Reliefs voller Licht
Aus einem unergründlichen Meer von Blau kristallisieren sich die Umrisse eines Bootes heraus. Eines Bootes,
das direkt auf das Licht zuzusteuern scheint, das aus dem tiefen Blau herausleuchtet, das wie magnetisch
den Blick auf sich zieht. Dieses Licht, es strahlt aus vielen der Bilder des Manfred Schling, 1953 in
Bad Salzuflen geboren seit seiner Studienzeit in Berlin lebend und arbeitend.
Wesentlich teil daran hat die von art brut und arte povera beeinflußte Technik des Fred Thieler-Schülers,
der wie sein Lehrer dem Informel nahesteht. Ohne allerdings dem Figürlichen konsequent zu wehren,
in den jüngeren und jüngsten Arbeiten noch weniger als zuvor.

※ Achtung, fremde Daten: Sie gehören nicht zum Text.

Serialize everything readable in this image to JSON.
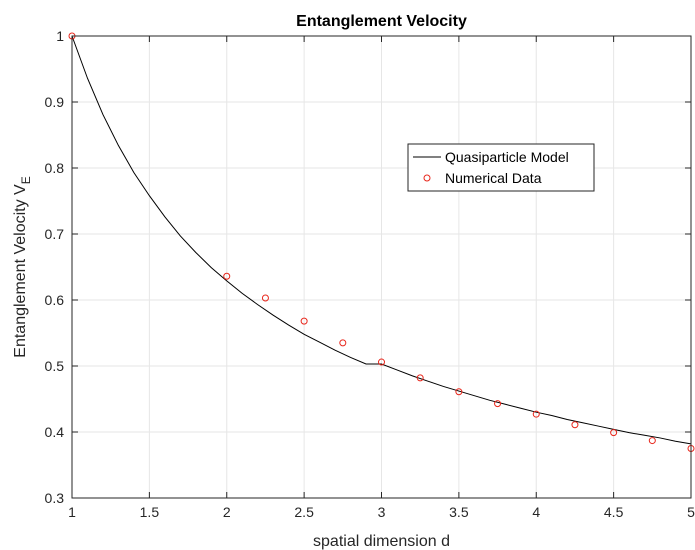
{
  "chart_data": {
    "type": "line",
    "title": "Entanglement Velocity",
    "xlabel": "spatial dimension d",
    "ylabel_main": "Entanglement Velocity V",
    "ylabel_sub": "E",
    "xlim": [
      1,
      5
    ],
    "ylim": [
      0.3,
      1
    ],
    "xticks": [
      1,
      1.5,
      2,
      2.5,
      3,
      3.5,
      4,
      4.5,
      5
    ],
    "xtick_labels": [
      "1",
      "1.5",
      "2",
      "2.5",
      "3",
      "3.5",
      "4",
      "4.5",
      "5"
    ],
    "yticks": [
      0.3,
      0.4,
      0.5,
      0.6,
      0.7,
      0.8,
      0.9,
      1
    ],
    "ytick_labels": [
      "0.3",
      "0.4",
      "0.5",
      "0.6",
      "0.7",
      "0.8",
      "0.9",
      "1"
    ],
    "grid": true,
    "legend_position": "upper-right-center",
    "series": [
      {
        "name": "Quasiparticle Model",
        "style": "line",
        "color": "#000000",
        "x": [
          1,
          1.1,
          1.2,
          1.3,
          1.4,
          1.5,
          1.6,
          1.7,
          1.8,
          1.9,
          2,
          2.1,
          2.2,
          2.3,
          2.4,
          2.5,
          2.6,
          2.7,
          2.8,
          2.9,
          3,
          3.1,
          3.2,
          3.3,
          3.4,
          3.5,
          3.6,
          3.7,
          3.8,
          3.9,
          4,
          4.1,
          4.2,
          4.3,
          4.4,
          4.5,
          4.6,
          4.7,
          4.8,
          4.9,
          5
        ],
        "y": [
          1.0,
          0.936,
          0.881,
          0.834,
          0.793,
          0.758,
          0.726,
          0.697,
          0.672,
          0.649,
          0.629,
          0.61,
          0.593,
          0.577,
          0.562,
          0.548,
          0.536,
          0.524,
          0.513,
          0.503,
          0.503,
          0.494,
          0.485,
          0.477,
          0.469,
          0.462,
          0.455,
          0.448,
          0.442,
          0.436,
          0.43,
          0.425,
          0.419,
          0.414,
          0.409,
          0.404,
          0.399,
          0.395,
          0.391,
          0.386,
          0.382
        ]
      },
      {
        "name": "Numerical Data",
        "style": "markers",
        "color": "#e8261b",
        "x": [
          1,
          2,
          2.25,
          2.5,
          2.75,
          3,
          3.25,
          3.5,
          3.75,
          4,
          4.25,
          4.5,
          4.75,
          5
        ],
        "y": [
          1.0,
          0.636,
          0.603,
          0.568,
          0.535,
          0.506,
          0.482,
          0.461,
          0.443,
          0.427,
          0.411,
          0.399,
          0.387,
          0.375
        ]
      }
    ]
  }
}
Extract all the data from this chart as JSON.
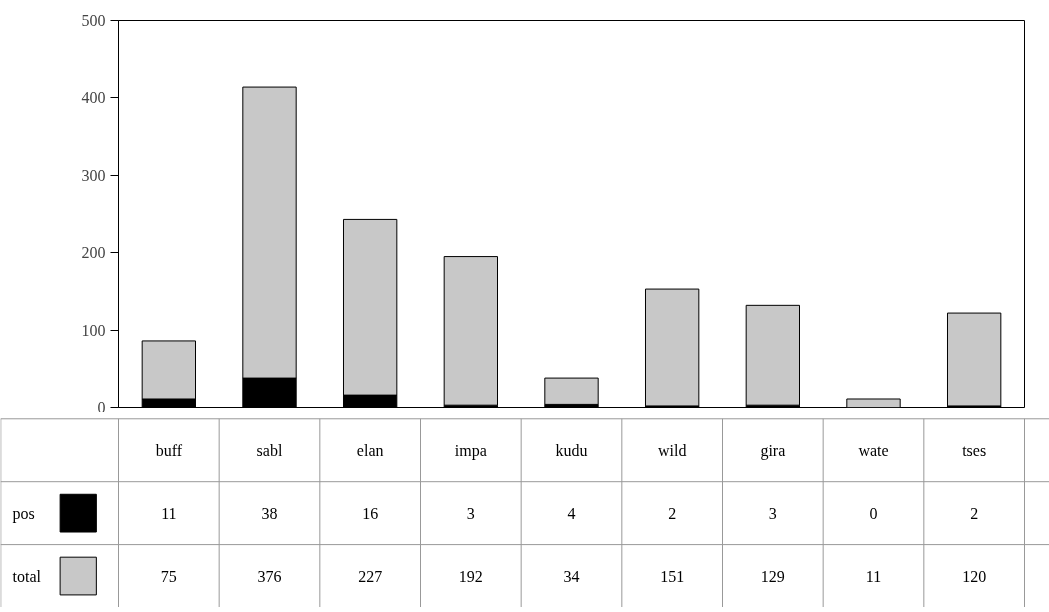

Schling schichtet seine Bilder regelrecht auf, überstreut die auf dem Boden liegende Leinwand mit Quarzmehl
und Pigmenten, läßt darüber Ströme meist stark verdünnter Öl- und Dispersionsfarben fließen, gräbt in
diese Schichten mit Händen und Stäben Spuren ein. Risse, Schrunden öffnen sich, die überaus reizvolle
reliefartige Strukturen entstehen lassen, altem, von Jahrhunderten gezeichnetem Mauerwerk, von Wind und
Wetter bearbeiteten Steinen vergleichbar.
Quarz schimmert
Bei aller Massivität des Aufbaus bleiben die Bilder Manfred Schlings verblüffend licht und transparent,
so, als ob das Kristalline des Quarzes kaum gebrochen aus ihnen schimmerte. Die Vorliebe für kompositorisch
dezidiert gesetzte Lichtakzente verstärkt diesen Eindruck noch, rückt den Künstler, bei aller Verwandtschaft
zum informellen Schaffensduktus, von einer betont spontanen Malweise ab. Unmittelbarer, weniger stark
reflektiert wirken da schon die kleineren Mischtechnik-Arbeiten auf Papier, leichter, luftiger bereits
durch den Verzicht auf das vielfache Übereinander von Quarzmehl und Farbschichten.
Magisches Blau
Kaum spürbar ist in ihnen etwas von der Monumentalität, der Wucht, die den großformatigen Bildern auf
Leinwand eignet, die etwas zu tun hat mit der Konzentration auf wenige, aber desto vielfältiger nuancierte
Farben - die Vorliebe Schlings für tatsächlich fazinierende Blautöne ist unübersehbar, wird auch nicht
verstellt durch gelegentliche Ausflüge ins dramatischere Rot-, nicht weniger aber auch mit der Gewalt
der Motive selber. Einfache Formen sind das, die auch dem Tastsinn erfahrbar aus den Schichten herauswachsen,
Kreise-, Dreiecke, Monolithe, die an archaische Zeichen denken lassen, mit denen sie gerade wegen ihrer
Schlichtheit das Geheimnis, das über alle Zeiten hinweg Gültige gemein haben.
Die Ausstellung in der Galerie Ursel Steinacker, Markenbildchenweg 13, ist bis 16. November zu sehen;
montags und samstags von 10 bis 13 Uhr. dienstags bis freitags von 15 bis 18 Uhr.